UnitedHealthcare's specific coverage criteria for gene therapy casgevy are defined in its own published medical/coverage policy and the FDA-approved prescribing label. A successful appeal documents that your medical records satisfy each criterion those sources list — confirmed diagnosis, any required prior treatments (with dates and outcomes), and clinical severity. If the exact criteria weren't included with your denial, request them in writing; your appeal then maps each requirement to the matching fact in your chart.

## Why UnitedHealthcare Denies Casgevy as Duplicate Therapy — and Why That Is Wrong

A "duplicate therapy" denial means UnitedHealthcare's system detected that you are currently receiving or have recently received another treatment it considers equivalent to Casgevy. For a gene therapy, this is almost never clinically accurate: Casgevy is a one-time CRISPR-based gene editing treatment with a fundamentally different mechanism than any ongoing pharmacologic therapy such as hydroxyurea or a transfusion program. The duplicate-therapy flag is typically a billing or utilization-management system error, not a genuine clinical finding.

## Why This Denial Is Appealable

A denial grounded in a factual error — that Casgevy is the same as a drug you are already receiving — is one of the strongest bases for appeal. Under ACA §2719 and ERISA §503, UHC must conduct a full-and-fair review that considers the actual clinical facts. An IRO will not uphold a duplicate-therapy denial if the record shows the two treatments are mechanistically and clinically distinct.

## Federal Appeal Framework

• Immediate peer-to-peer call: Your hematologist should request a peer-to-peer with UHC's medical director to clarify that Casgevy and any current therapy are not therapeutically duplicative.
• Internal appeal: Submit within the timeframe on the denial notice with documentation distinguishing Casgevy from current treatments.
• External review: If internal appeal is denied, request IRO review within approximately four months of the final denial.
• Expedited review: Available when delay would jeopardize health.

## Documentation to Gather

1. Current medication list: A complete list of all current treatments with start dates, to show what therapy UHC identified as the duplicate. 2. FDA prescribing labels for both treatments: Show that Casgevy's mechanism of action (gene editing) is categorically different from any ongoing pharmacologic therapy. 3. Hematologist letter: A letter from your treating hematologist explicitly explaining why Casgevy is not a duplicate of any current therapy — mechanistically, clinically, and in terms of treatment goal. 4. Claim/coding review: Ask the treatment center's billing team to verify there is no coding overlap creating the false duplicate flag. 5. UHC policy identification: Obtain the specific UHC policy the denial cites and confirm whether it addresses gene therapy explicitly.

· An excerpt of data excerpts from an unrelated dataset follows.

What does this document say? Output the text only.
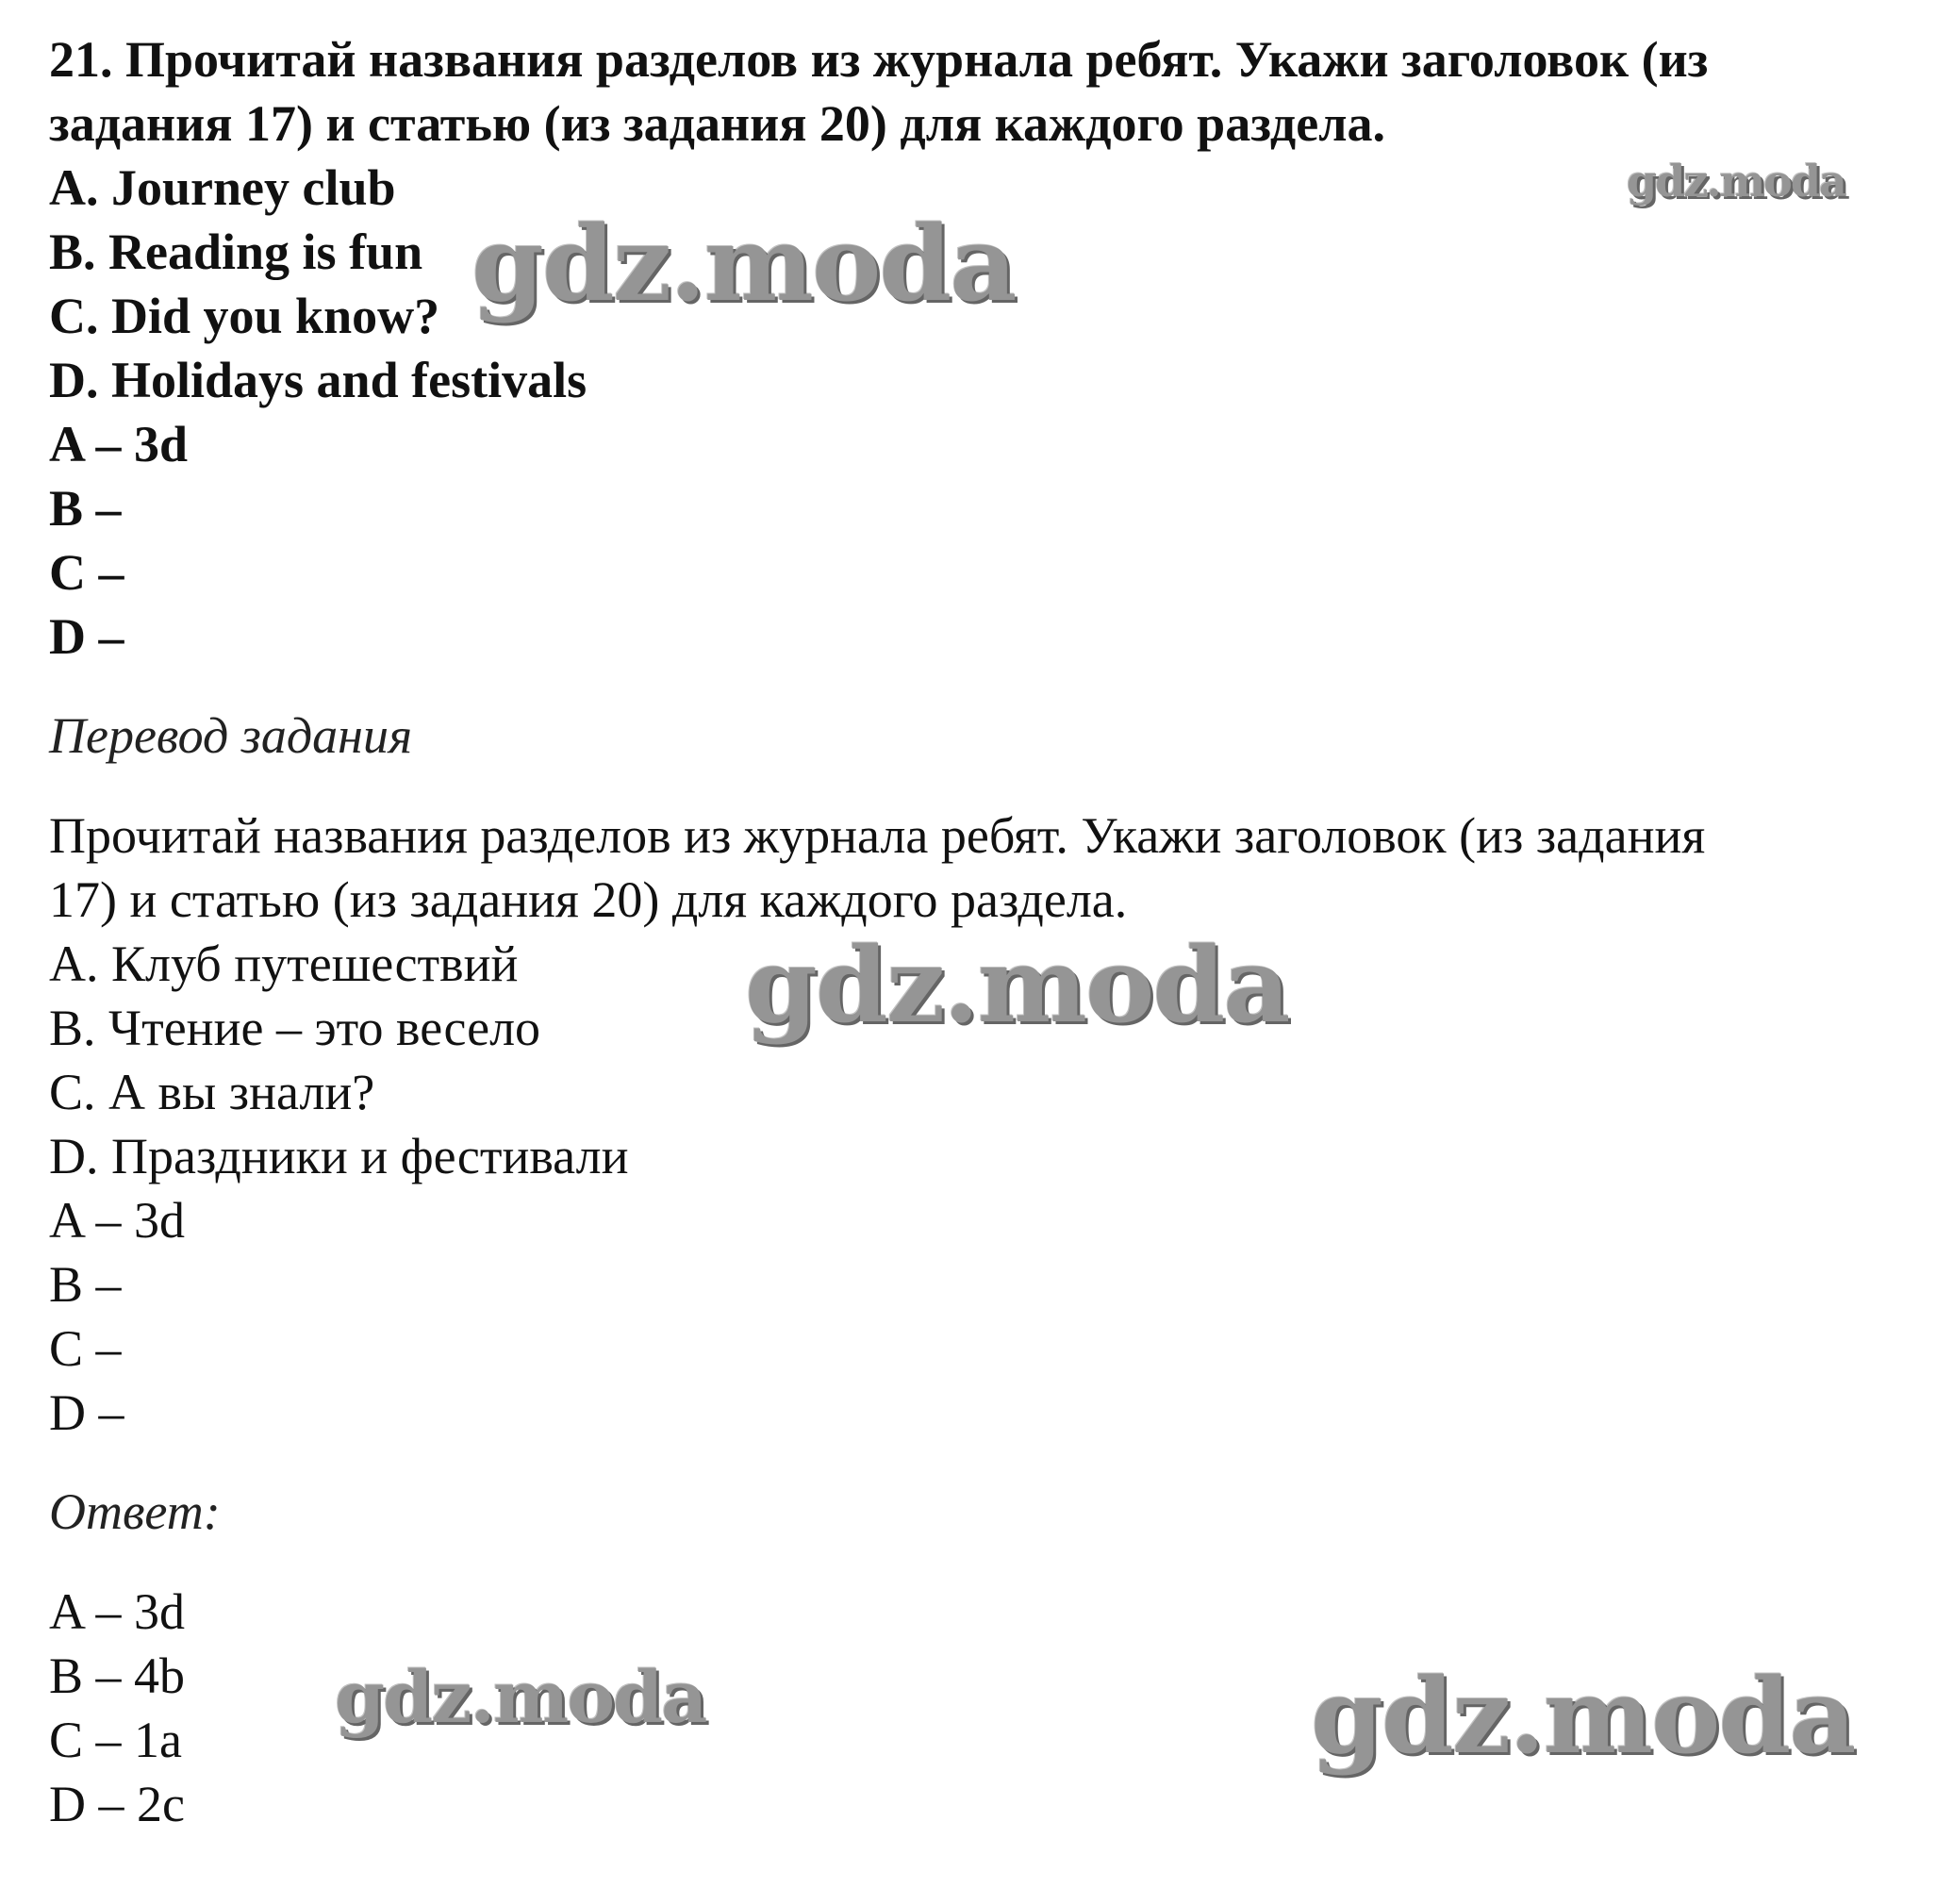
21. Прочитай названия разделов из журнала ребят. Укажи заголовок (из
задания 17) и статью (из задания 20) для каждого раздела.
A. Journey club
B. Reading is fun
C. Did you know?
D. Holidays and festivals
A – 3d
B –
C –
D –
Перевод задания
Прочитай названия разделов из журнала ребят. Укажи заголовок (из задания
17) и статью (из задания 20) для каждого раздела.
A. Клуб путешествий
B. Чтение – это весело
C. А вы знали?
D. Праздники и фестивали
A – 3d
B –
C –
D –
Ответ:
A – 3d
B – 4b
C – 1a
D – 2c
gdz.moda
gdz.moda
gdz.moda
gdz.moda	gdz.moda
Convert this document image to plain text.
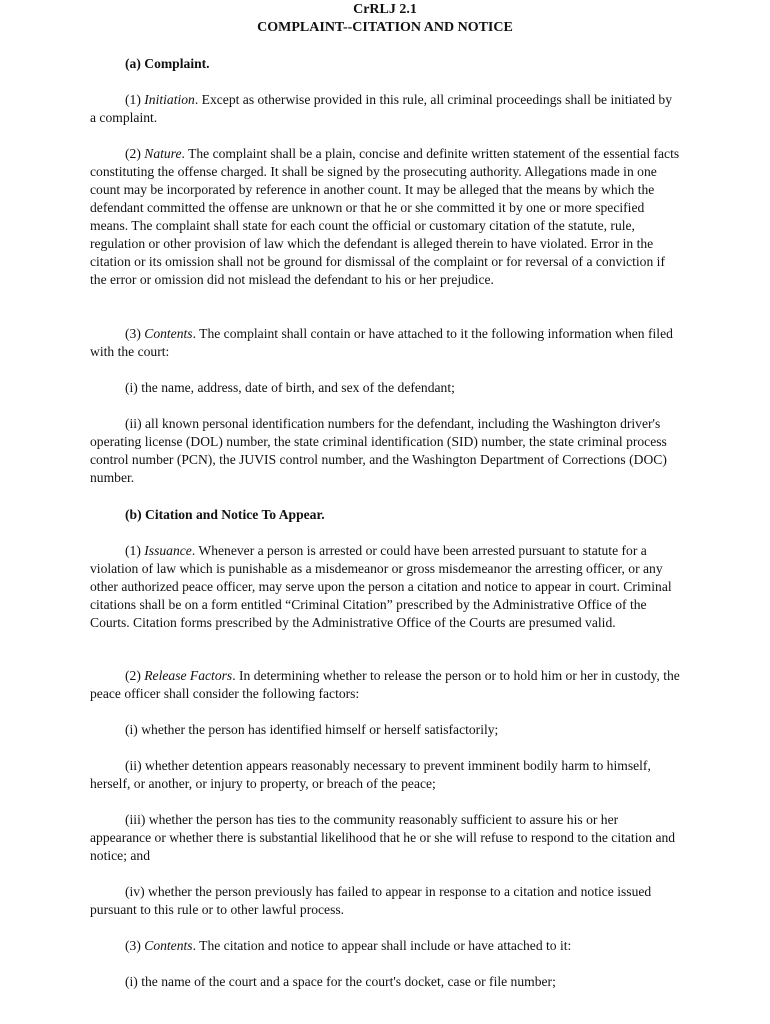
CrRLJ 2.1
COMPLAINT--CITATION AND NOTICE
(a) Complaint.

(1) Initiation. Except as otherwise provided in this rule, all criminal proceedings shall be initiated by a complaint.

(2) Nature. The complaint shall be a plain, concise and definite written statement of the essential facts constituting the offense charged. It shall be signed by the prosecuting authority. Allegations made in one count may be incorporated by reference in another count. It may be alleged that the means by which the defendant committed the offense are unknown or that he or she committed it by one or more specified means. The complaint shall state for each count the official or customary citation of the statute, rule, regulation or other provision of law which the defendant is alleged therein to have violated. Error in the citation or its omission shall not be ground for dismissal of the complaint or for reversal of a conviction if the error or omission did not mislead the defendant to his or her prejudice.

(3) Contents. The complaint shall contain or have attached to it the following information when filed with the court:

(i) the name, address, date of birth, and sex of the defendant;

(ii) all known personal identification numbers for the defendant, including the Washington driver's operating license (DOL) number, the state criminal identification (SID) number, the state criminal process control number (PCN), the JUVIS control number, and the Washington Department of Corrections (DOC) number.

(b) Citation and Notice To Appear.

(1) Issuance. Whenever a person is arrested or could have been arrested pursuant to statute for a violation of law which is punishable as a misdemeanor or gross misdemeanor the arresting officer, or any other authorized peace officer, may serve upon the person a citation and notice to appear in court. Criminal citations shall be on a form entitled “Criminal Citation” prescribed by the Administrative Office of the Courts. Citation forms prescribed by the Administrative Office of the Courts are presumed valid.

(2) Release Factors. In determining whether to release the person or to hold him or her in custody, the peace officer shall consider the following factors:

(i) whether the person has identified himself or herself satisfactorily;

(ii) whether detention appears reasonably necessary to prevent imminent bodily harm to himself, herself, or another, or injury to property, or breach of the peace;

(iii) whether the person has ties to the community reasonably sufficient to assure his or her appearance or whether there is substantial likelihood that he or she will refuse to respond to the citation and notice; and

(iv) whether the person previously has failed to appear in response to a citation and notice issued pursuant to this rule or to other lawful process.

(3) Contents. The citation and notice to appear shall include or have attached to it:

(i) the name of the court and a space for the court's docket, case or file number;
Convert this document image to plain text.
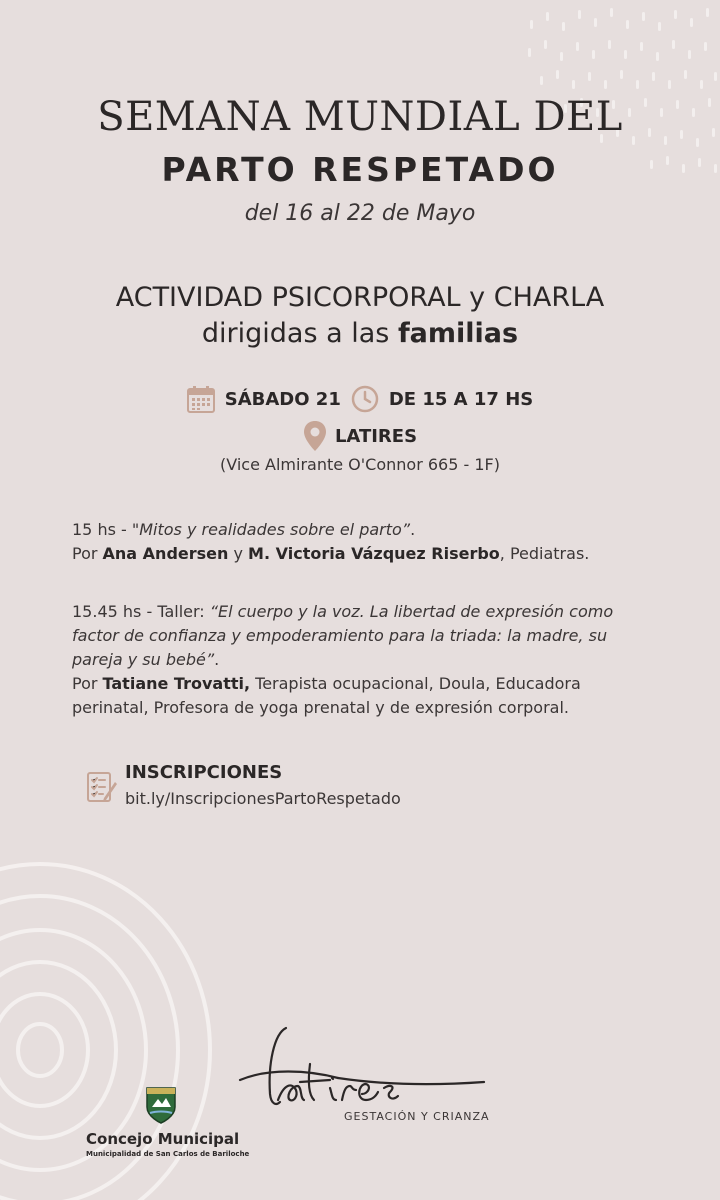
SEMANA MUNDIAL DEL
PARTO RESPETADO
del 16 al 22 de Mayo
ACTIVIDAD PSICORPORAL y CHARLA
dirigidas a las familias
SÁBADO 21	DE 15 A 17 HS
LATIRES
(Vice Almirante O'Connor 665 - 1F)
15 hs - "Mitos y realidades sobre el parto”.
Por Ana Andersen y M. Victoria Vázquez Riserbo, Pediatras.
15.45 hs - Taller: “El cuerpo y la voz. La libertad de expresión como factor de confianza y empoderamiento para la triada: la madre, su pareja y su bebé”.
Por Tatiane Trovatti, Terapista ocupacional, Doula, Educadora perinatal, Profesora de yoga prenatal y de expresión corporal.
INSCRIPCIONES
bit.ly/InscripcionesPartoRespetado
GESTACIÓN Y CRIANZA
Concejo Municipal
Municipalidad de San Carlos de Bariloche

## Criteria-Mapping Strategy

The mapping exercise here is a rebuttal: identify what UHC claimed was the duplicate, then document the clinical distinction point by point. Gene therapy targeting the root genetic cause of disease is not duplicative of supportive or disease-managing pharmacotherapy. Make that argument explicitly, with the FDA label and your hematologist's clinical opinion as the evidentiary anchors.